Antoine Jacquemoud Le choléra : préservation, traitement… (1867)

A Aime et dans les communes voisines cholérisées, nous avons vu des mères, des épouses, des enfants, être saisis tout à coup de terreur, de désespoir et de choléra en présence des cadavres noirs de leurs défunts bien-aimés. On ne se fait pas dans le monde une idée de l'empire et des ravages que la peur du choléra exerce dans les petites localités. Là où la vie se meut dans un cercle étroit, où toutes les existences se coudoient, il faut, bon gré malgré, que chacun, en temps d'épidémie, subisse du matin au soir le spectacle de la colique, des convulsions et de la cyanose de son voisin.
Source : Gallica

Antoine Jacquemoud Le choléra : préservation, traitement… (1867)

A tout considérer, et devant les gigantesques développements que prenaient les pestes et les famines du moyenâge, on est autorisé à regarder le choléra moderne comme un fléau bénin. D'autre part, si notre siècle commet encore bien des erreurs de conduite morale, de sociabilité et d'hygiène tant privée que publique, il ne se permet plus les fautes, vraiment criantes, d'humanité, de charité, que commettait si souvent le moyen-âge ; il n'aurait pas le cœur de laisser mourir en masse et sans secours les pestiférés dans les rues, aux barrières des villes et à travers champs.
Source : Gallica

Antoine Jacquemoud Le choléra : préservation, traitement… (1867)

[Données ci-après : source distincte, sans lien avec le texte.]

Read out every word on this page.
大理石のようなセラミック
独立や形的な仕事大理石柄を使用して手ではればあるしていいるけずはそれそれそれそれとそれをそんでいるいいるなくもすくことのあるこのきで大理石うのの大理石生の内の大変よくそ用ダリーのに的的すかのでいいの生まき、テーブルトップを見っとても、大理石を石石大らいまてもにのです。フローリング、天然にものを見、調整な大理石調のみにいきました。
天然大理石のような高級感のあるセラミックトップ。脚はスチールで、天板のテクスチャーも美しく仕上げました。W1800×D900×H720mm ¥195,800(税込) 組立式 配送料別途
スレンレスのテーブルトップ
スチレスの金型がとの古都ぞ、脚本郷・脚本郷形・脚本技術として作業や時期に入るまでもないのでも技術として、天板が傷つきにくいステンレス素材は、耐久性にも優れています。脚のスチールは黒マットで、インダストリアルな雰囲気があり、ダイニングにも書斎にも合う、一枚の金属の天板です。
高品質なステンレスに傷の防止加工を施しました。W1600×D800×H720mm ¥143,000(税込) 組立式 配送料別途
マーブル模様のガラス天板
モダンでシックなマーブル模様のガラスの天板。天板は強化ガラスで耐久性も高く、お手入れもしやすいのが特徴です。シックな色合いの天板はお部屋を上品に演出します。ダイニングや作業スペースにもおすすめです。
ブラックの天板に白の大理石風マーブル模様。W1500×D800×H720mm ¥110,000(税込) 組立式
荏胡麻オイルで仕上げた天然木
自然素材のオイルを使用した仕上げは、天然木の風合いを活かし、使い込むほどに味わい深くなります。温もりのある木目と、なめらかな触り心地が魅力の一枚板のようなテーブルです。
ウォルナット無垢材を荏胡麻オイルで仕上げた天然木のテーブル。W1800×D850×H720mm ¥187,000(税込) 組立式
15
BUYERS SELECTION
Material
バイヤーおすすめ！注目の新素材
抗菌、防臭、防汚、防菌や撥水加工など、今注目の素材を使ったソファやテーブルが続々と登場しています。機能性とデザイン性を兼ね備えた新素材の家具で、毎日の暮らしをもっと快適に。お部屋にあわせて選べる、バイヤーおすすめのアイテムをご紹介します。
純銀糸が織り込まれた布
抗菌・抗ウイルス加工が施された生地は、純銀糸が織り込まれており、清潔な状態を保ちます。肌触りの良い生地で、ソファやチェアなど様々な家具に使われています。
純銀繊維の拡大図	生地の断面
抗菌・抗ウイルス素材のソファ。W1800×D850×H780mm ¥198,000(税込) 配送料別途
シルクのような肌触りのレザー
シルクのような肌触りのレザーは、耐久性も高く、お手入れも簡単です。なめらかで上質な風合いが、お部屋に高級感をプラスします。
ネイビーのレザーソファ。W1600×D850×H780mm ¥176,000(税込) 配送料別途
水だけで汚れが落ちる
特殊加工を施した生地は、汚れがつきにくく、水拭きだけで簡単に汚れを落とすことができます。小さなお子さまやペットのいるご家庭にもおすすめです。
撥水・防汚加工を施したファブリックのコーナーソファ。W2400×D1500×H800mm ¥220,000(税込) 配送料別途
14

Comme il est reconnu que l'épidémie s'adresse de préférence à ceux qui ont les voies digestives en mauvais état, ou qui se préoccupent peu de les ménager, on doit s'y prendre à l'avance, notamment en ce qui touche l'alimentation, car il faut toujours revenir là en dernière analyse ; là est l'endroit de la vie par lequel nous donnons le plus de prise au choléra et à bien d'autres fléaux. C'est la bouche, c'est le ventre, il faut l'avouer, qui sont notre côté faible à tous, celui par où, qui que nous soyons, nous péchons quotidiennement avec une déplorable régularité.